Assassino de cartunista Glauco é encontrado morto dentro de cela em GO

Lourdes Souza

Colaboração para o UOL, de Goiânia

  • Divulgação

    Cadu cumpria prisão em Aparecida de Goiânia (GO) por duplo latrocínio

    Cadu cumpria prisão em Aparecida de Goiânia (GO) por duplo latrocínio

O assassino confesso do cartunista Glauco Vilas Boas e de Raoni, filho do artista, foi encontrado morto na manhã desta segunda-feira (4) em Aparecida de Goiânia (GO).

O corpo de Carlos Eduardo Sundfeld Nunes, 30, conhecido como Cadu, foi encontrado no Núcleo de Custódia, no Complexo Prisional de Aparecida de Goiânia, onde cumpria pena.

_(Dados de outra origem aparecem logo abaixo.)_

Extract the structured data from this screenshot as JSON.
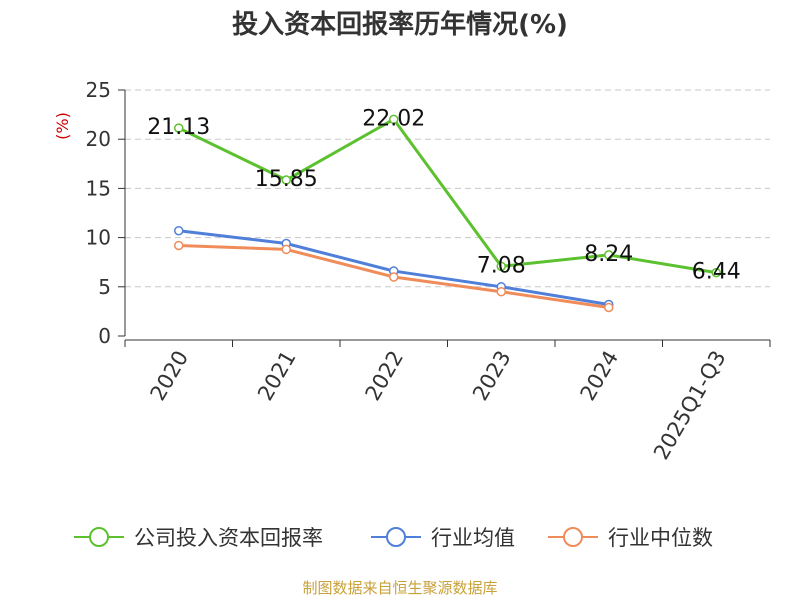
{
  "title": "投入资本回报率历年情况(%)",
  "source": "制图数据来自恒生聚源数据库",
  "colors": {
    "company": "#5cc12e",
    "industry_avg": "#4f7fd9",
    "industry_median": "#f08c5a",
    "ylabel": "#cc0000",
    "grid": "#c8c8c8",
    "axis": "#333333"
  },
  "chart_data": {
    "type": "line",
    "title": "投入资本回报率历年情况(%)",
    "ylabel": "(%)",
    "xlabel": "",
    "ylim": [
      0,
      25
    ],
    "yticks": [
      0,
      5,
      10,
      15,
      20,
      25
    ],
    "grid": true,
    "legend_position": "bottom",
    "categories": [
      "2020",
      "2021",
      "2022",
      "2023",
      "2024",
      "2025Q1-Q3"
    ],
    "series": [
      {
        "name": "公司投入资本回报率",
        "color": "#5cc12e",
        "values": [
          21.13,
          15.85,
          22.02,
          7.08,
          8.24,
          6.44
        ],
        "labels": [
          "21.13",
          "15.85",
          "22.02",
          "7.08",
          "8.24",
          "6.44"
        ]
      },
      {
        "name": "行业均值",
        "color": "#4f7fd9",
        "values": [
          10.7,
          9.4,
          6.6,
          5.0,
          3.2,
          null
        ]
      },
      {
        "name": "行业中位数",
        "color": "#f08c5a",
        "values": [
          9.2,
          8.8,
          6.0,
          4.5,
          2.9,
          null
        ]
      }
    ]
  }
}
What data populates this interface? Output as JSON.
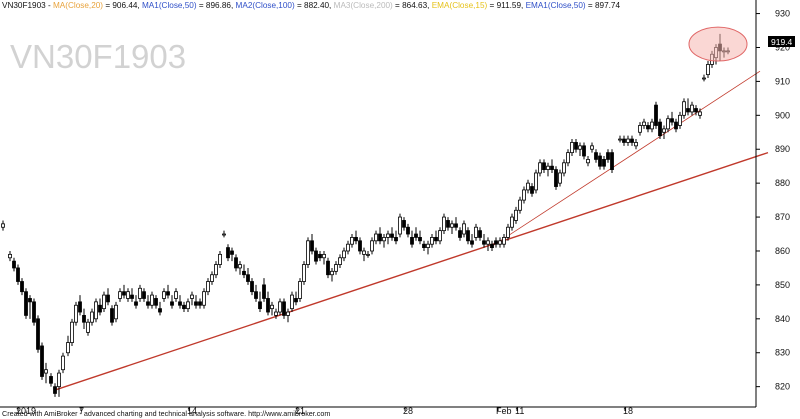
{
  "colors": {
    "background": "#ffffff",
    "trendline": "#c0392b",
    "highlight_fill": "#f5b7b1",
    "highlight_stroke": "#e06666",
    "candle": "#000000",
    "price_label_bg": "#000000",
    "label_black": "#111111",
    "label_ma1": "#e8a33d",
    "label_ma_blue": "#3050c8",
    "label_ma3": "#bbbbbb",
    "label_ema": "#e6c21a",
    "axis_line": "#000000",
    "watermark": "#d2d2d2"
  },
  "header": {
    "parts": [
      {
        "text": "VN30F1903 - ",
        "color": "#111111"
      },
      {
        "text": "MA(Close,20)",
        "color": "#e8a33d"
      },
      {
        "text": " = 906.44, ",
        "color": "#111111"
      },
      {
        "text": "MA1(Close,50)",
        "color": "#3050c8"
      },
      {
        "text": " = 896.86, ",
        "color": "#111111"
      },
      {
        "text": "MA2(Close,100)",
        "color": "#3050c8"
      },
      {
        "text": " = 882.40, ",
        "color": "#111111"
      },
      {
        "text": "MA3(Close,200)",
        "color": "#bbbbbb"
      },
      {
        "text": " = 864.63, ",
        "color": "#111111"
      },
      {
        "text": "EMA(Close,15)",
        "color": "#e6c21a"
      },
      {
        "text": " = 911.59, ",
        "color": "#111111"
      },
      {
        "text": "EMA1(Close,50)",
        "color": "#3050c8"
      },
      {
        "text": " = 897.74",
        "color": "#111111"
      }
    ]
  },
  "watermark": "VN30F1903",
  "price_label": "919.4",
  "footer": "Created with AmiBroker - advanced charting and technical analysis software. http://www.amibroker.com",
  "chart_data": {
    "type": "candlestick",
    "symbol": "VN30F1903",
    "y_axis": {
      "side": "right",
      "range": [
        814,
        934
      ],
      "ticks": [
        "820",
        "830",
        "840",
        "850",
        "860",
        "870",
        "880",
        "890",
        "900",
        "910",
        "920",
        "930"
      ]
    },
    "x_axis": {
      "range": [
        0,
        756
      ],
      "ticks": [
        {
          "label": "2019",
          "pos": 18
        },
        {
          "label": "7",
          "pos": 81
        },
        {
          "label": "14",
          "pos": 189
        },
        {
          "label": "21",
          "pos": 297
        },
        {
          "label": "28",
          "pos": 405
        },
        {
          "label": "Feb",
          "pos": 498
        },
        {
          "label": "11",
          "pos": 517
        },
        {
          "label": "18",
          "pos": 625
        }
      ]
    },
    "candles": [
      [
        3,
        867,
        869,
        866,
        868
      ],
      [
        10,
        858,
        860,
        857,
        859
      ],
      [
        14,
        857,
        858,
        854,
        855
      ],
      [
        18,
        855,
        856,
        850,
        851
      ],
      [
        22,
        851,
        852,
        847,
        848
      ],
      [
        26,
        848,
        849,
        840,
        841
      ],
      [
        30,
        846,
        847,
        840,
        845
      ],
      [
        34,
        845,
        846,
        838,
        839
      ],
      [
        38,
        840,
        841,
        830,
        831
      ],
      [
        42,
        832,
        833,
        822,
        823
      ],
      [
        46,
        824,
        827,
        821,
        825
      ],
      [
        51,
        823,
        824,
        820,
        821
      ],
      [
        55,
        820,
        821,
        817,
        818
      ],
      [
        59,
        820,
        825,
        817,
        824
      ],
      [
        63,
        825,
        830,
        824,
        829
      ],
      [
        68,
        830,
        835,
        829,
        833
      ],
      [
        72,
        833,
        840,
        832,
        839
      ],
      [
        76,
        839,
        845,
        838,
        844
      ],
      [
        80,
        845,
        847,
        841,
        842
      ],
      [
        84,
        841,
        843,
        837,
        839
      ],
      [
        88,
        836,
        840,
        835,
        839
      ],
      [
        92,
        839,
        843,
        838,
        842
      ],
      [
        96,
        840,
        846,
        839,
        845
      ],
      [
        100,
        844,
        846,
        841,
        842
      ],
      [
        104,
        843,
        848,
        842,
        847
      ],
      [
        108,
        847,
        849,
        844,
        845
      ],
      [
        112,
        843,
        844,
        838,
        839
      ],
      [
        116,
        840,
        845,
        839,
        844
      ],
      [
        120,
        846,
        849,
        845,
        848
      ],
      [
        124,
        848,
        850,
        846,
        847
      ],
      [
        128,
        846,
        849,
        845,
        848
      ],
      [
        132,
        847,
        849,
        845,
        846
      ],
      [
        136,
        845,
        847,
        843,
        844
      ],
      [
        140,
        846,
        850,
        845,
        849
      ],
      [
        144,
        848,
        849,
        845,
        846
      ],
      [
        148,
        845,
        847,
        843,
        844
      ],
      [
        152,
        844,
        848,
        843,
        847
      ],
      [
        156,
        846,
        847,
        843,
        844
      ],
      [
        160,
        843,
        845,
        841,
        842
      ],
      [
        164,
        846,
        849,
        845,
        848
      ],
      [
        168,
        848,
        850,
        846,
        847
      ],
      [
        172,
        845,
        847,
        843,
        844
      ],
      [
        176,
        846,
        849,
        845,
        848
      ],
      [
        180,
        845,
        847,
        843,
        844
      ],
      [
        184,
        844,
        845,
        842,
        843
      ],
      [
        188,
        843,
        846,
        842,
        845
      ],
      [
        192,
        846,
        848,
        844,
        847
      ],
      [
        196,
        845,
        847,
        843,
        844
      ],
      [
        200,
        845,
        846,
        843,
        844
      ],
      [
        204,
        844,
        849,
        843,
        848
      ],
      [
        208,
        848,
        852,
        847,
        851
      ],
      [
        212,
        851,
        854,
        850,
        853
      ],
      [
        216,
        853,
        857,
        852,
        856
      ],
      [
        220,
        856,
        860,
        855,
        859
      ],
      [
        224,
        865,
        866,
        864,
        865
      ],
      [
        228,
        861,
        862,
        857,
        858
      ],
      [
        232,
        860,
        861,
        857,
        859
      ],
      [
        236,
        858,
        859,
        854,
        855
      ],
      [
        240,
        855,
        857,
        853,
        856
      ],
      [
        244,
        854,
        856,
        852,
        853
      ],
      [
        248,
        853,
        855,
        850,
        851
      ],
      [
        252,
        851,
        852,
        847,
        848
      ],
      [
        256,
        848,
        850,
        845,
        846
      ],
      [
        260,
        845,
        848,
        842,
        843
      ],
      [
        264,
        850,
        852,
        845,
        846
      ],
      [
        268,
        846,
        848,
        841,
        842
      ],
      [
        272,
        843,
        845,
        841,
        844
      ],
      [
        276,
        841,
        843,
        840,
        842
      ],
      [
        280,
        842,
        846,
        841,
        845
      ],
      [
        284,
        845,
        846,
        840,
        841
      ],
      [
        288,
        841,
        843,
        839,
        842
      ],
      [
        292,
        843,
        848,
        842,
        847
      ],
      [
        296,
        846,
        848,
        844,
        845
      ],
      [
        300,
        846,
        852,
        845,
        851
      ],
      [
        304,
        851,
        857,
        850,
        856
      ],
      [
        308,
        856,
        864,
        855,
        863
      ],
      [
        312,
        863,
        865,
        859,
        860
      ],
      [
        316,
        860,
        861,
        856,
        857
      ],
      [
        320,
        859,
        860,
        857,
        858
      ],
      [
        324,
        858,
        860,
        856,
        859
      ],
      [
        328,
        857,
        858,
        852,
        853
      ],
      [
        332,
        853,
        855,
        851,
        854
      ],
      [
        336,
        854,
        857,
        853,
        856
      ],
      [
        340,
        856,
        859,
        855,
        858
      ],
      [
        344,
        858,
        861,
        857,
        860
      ],
      [
        348,
        860,
        863,
        859,
        862
      ],
      [
        352,
        862,
        865,
        861,
        864
      ],
      [
        356,
        864,
        866,
        862,
        863
      ],
      [
        360,
        863,
        864,
        859,
        860
      ],
      [
        364,
        859,
        861,
        857,
        860
      ],
      [
        368,
        859,
        860,
        858,
        859
      ],
      [
        372,
        860,
        864,
        859,
        863
      ],
      [
        376,
        863,
        866,
        862,
        865
      ],
      [
        380,
        865,
        867,
        862,
        863
      ],
      [
        384,
        863,
        865,
        861,
        864
      ],
      [
        388,
        864,
        866,
        862,
        865
      ],
      [
        392,
        865,
        867,
        863,
        864
      ],
      [
        396,
        864,
        866,
        862,
        863
      ],
      [
        400,
        865,
        871,
        864,
        870
      ],
      [
        404,
        869,
        870,
        866,
        867
      ],
      [
        408,
        867,
        868,
        864,
        865
      ],
      [
        412,
        864,
        866,
        861,
        862
      ],
      [
        416,
        865,
        867,
        863,
        864
      ],
      [
        420,
        864,
        866,
        862,
        863
      ],
      [
        424,
        862,
        863,
        860,
        861
      ],
      [
        428,
        861,
        863,
        859,
        862
      ],
      [
        432,
        862,
        865,
        861,
        864
      ],
      [
        436,
        864,
        866,
        862,
        863
      ],
      [
        440,
        863,
        867,
        862,
        866
      ],
      [
        444,
        866,
        871,
        865,
        870
      ],
      [
        448,
        869,
        870,
        866,
        867
      ],
      [
        452,
        867,
        869,
        865,
        868
      ],
      [
        456,
        868,
        870,
        866,
        867
      ],
      [
        460,
        866,
        867,
        863,
        864
      ],
      [
        464,
        865,
        869,
        864,
        868
      ],
      [
        468,
        866,
        867,
        862,
        863
      ],
      [
        472,
        863,
        865,
        861,
        862
      ],
      [
        476,
        864,
        868,
        863,
        867
      ],
      [
        480,
        866,
        867,
        863,
        864
      ],
      [
        484,
        863,
        865,
        861,
        862
      ],
      [
        488,
        862,
        864,
        860,
        863
      ],
      [
        492,
        862,
        863,
        860,
        861
      ],
      [
        496,
        863,
        864,
        861,
        862
      ],
      [
        500,
        862,
        864,
        861,
        863
      ],
      [
        504,
        862,
        865,
        861,
        864
      ],
      [
        508,
        864,
        868,
        863,
        867
      ],
      [
        512,
        867,
        871,
        866,
        870
      ],
      [
        516,
        869,
        873,
        868,
        872
      ],
      [
        520,
        872,
        876,
        871,
        875
      ],
      [
        524,
        875,
        879,
        874,
        878
      ],
      [
        528,
        878,
        881,
        877,
        880
      ],
      [
        532,
        879,
        880,
        876,
        877
      ],
      [
        536,
        878,
        884,
        877,
        883
      ],
      [
        540,
        883,
        887,
        882,
        886
      ],
      [
        544,
        886,
        887,
        883,
        884
      ],
      [
        548,
        884,
        886,
        882,
        885
      ],
      [
        552,
        885,
        887,
        883,
        884
      ],
      [
        556,
        884,
        885,
        878,
        879
      ],
      [
        560,
        880,
        884,
        879,
        883
      ],
      [
        564,
        883,
        887,
        882,
        886
      ],
      [
        568,
        886,
        890,
        885,
        889
      ],
      [
        572,
        889,
        893,
        888,
        892
      ],
      [
        576,
        892,
        893,
        889,
        890
      ],
      [
        580,
        890,
        892,
        888,
        891
      ],
      [
        584,
        891,
        892,
        887,
        888
      ],
      [
        588,
        886,
        888,
        885,
        887
      ],
      [
        592,
        890,
        892,
        889,
        891
      ],
      [
        596,
        889,
        890,
        886,
        887
      ],
      [
        600,
        888,
        889,
        884,
        885
      ],
      [
        604,
        887,
        888,
        884,
        885
      ],
      [
        608,
        889,
        890,
        886,
        887
      ],
      [
        612,
        889,
        890,
        883,
        884
      ],
      [
        620,
        893,
        894,
        892,
        893
      ],
      [
        624,
        893,
        894,
        891,
        892
      ],
      [
        628,
        892,
        894,
        891,
        893
      ],
      [
        632,
        893,
        894,
        891,
        892
      ],
      [
        636,
        891,
        893,
        890,
        892
      ],
      [
        640,
        895,
        898,
        894,
        897
      ],
      [
        644,
        897,
        899,
        896,
        898
      ],
      [
        648,
        897,
        898,
        895,
        896
      ],
      [
        652,
        896,
        899,
        895,
        898
      ],
      [
        656,
        903,
        904,
        896,
        897
      ],
      [
        660,
        898,
        899,
        893,
        894
      ],
      [
        664,
        895,
        897,
        893,
        896
      ],
      [
        668,
        896,
        900,
        895,
        899
      ],
      [
        672,
        899,
        901,
        897,
        898
      ],
      [
        676,
        898,
        899,
        895,
        896
      ],
      [
        680,
        897,
        901,
        896,
        900
      ],
      [
        684,
        900,
        905,
        899,
        904
      ],
      [
        688,
        902,
        905,
        900,
        901
      ],
      [
        692,
        901,
        904,
        900,
        903
      ],
      [
        696,
        902,
        903,
        900,
        901
      ],
      [
        700,
        900,
        902,
        899,
        901
      ],
      [
        704,
        911,
        912,
        910,
        911
      ],
      [
        708,
        912,
        916,
        911,
        915
      ],
      [
        712,
        915,
        919,
        914,
        918
      ],
      [
        716,
        917,
        921,
        915,
        920
      ],
      [
        720,
        921,
        924,
        916,
        919
      ],
      [
        724,
        919,
        920,
        917,
        919
      ],
      [
        728,
        919,
        920,
        918,
        919
      ]
    ],
    "trendlines": [
      {
        "name": "",
        "x1": 55,
        "y1": 819,
        "x2": 768,
        "y2": 889,
        "width": 1.4
      },
      {
        "name": "",
        "x1": 490,
        "y1": 861,
        "x2": 760,
        "y2": 913,
        "width": 0.8
      }
    ],
    "highlight": {
      "x": 718,
      "y": 921,
      "rx_units": 29,
      "ry_units": 5
    }
  }
}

Segundo a Secretaria de Segurança Pública e Administração Penitenciária de Goiás, ele foi morto durante uma briga com outro detento no horário do banho de sol. O interno Nilson Ferreira confessou o crime e disse que usou uma arma artesanal para se defender, segundo a pasta.

De acordo com a secretaria, os agentes penitenciários de plantão perceberam a movimentação e imediatamente intervieram na briga, mas não conseguiram evitar o assassinato.

O Serviço de Atendimento Móvel de Urgência (Samu) foi acionado e constatou o óbito. O caso está sendo investigado pelo Grupo de Investigação de Homicídios (GIH) de Aparecida de Goiânia.

Morte de cartunista foi em 2010

Cadu ficou conhecido depois de assassinar o cartunista Glauco Vilas Boas e seu filho Raoni em Osasco, na Grande São Paulo, em 2010. No mesmo ano, ele foi preso no Paraná.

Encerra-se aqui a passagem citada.